From time to time, Lovelle tests herself by trying to swallow two-thirds of a glass of water in less than a minute. That’s roughly what it would take for her to ingest enough of the potion to put her into a coma and end her life.

In many ways, Lovelle’s tendency toward planning and detail are not unlike others who have requested a life-ending prescription. The typical such person has a “strong and vivid” personality characterized by “determination and inflexibility,” according to a 2003 study of doctors by researchers at Oregon Health & Science University.

Doctors reported finding such people “both challenging and likable.” They described them as “interesting, memorable, unusual, likable, amazing, passionate, eccentric and self-involved, but also as crusty, reclusive, demanding or solitary odd ducks whose views did not always mesh with the philosophy of hospice.”

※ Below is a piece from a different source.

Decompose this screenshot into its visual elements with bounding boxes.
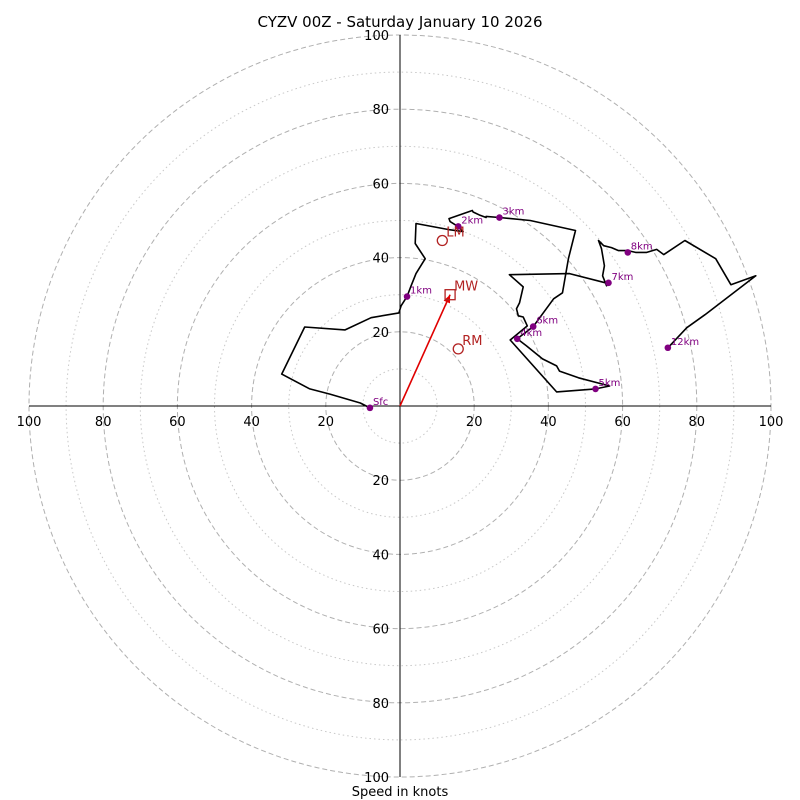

Lovelle says her outspoken, personal account of her own dying, including her decision-making at the end of her life, has been less burdensome for her than for her family, including her 90-year-old mother and three siblings.

“I chose to do this,” she says. “They didn’t choose it.

“They’re going along with me. They support me, but it’s not a matter of their being real thrilled that I’m doing this.”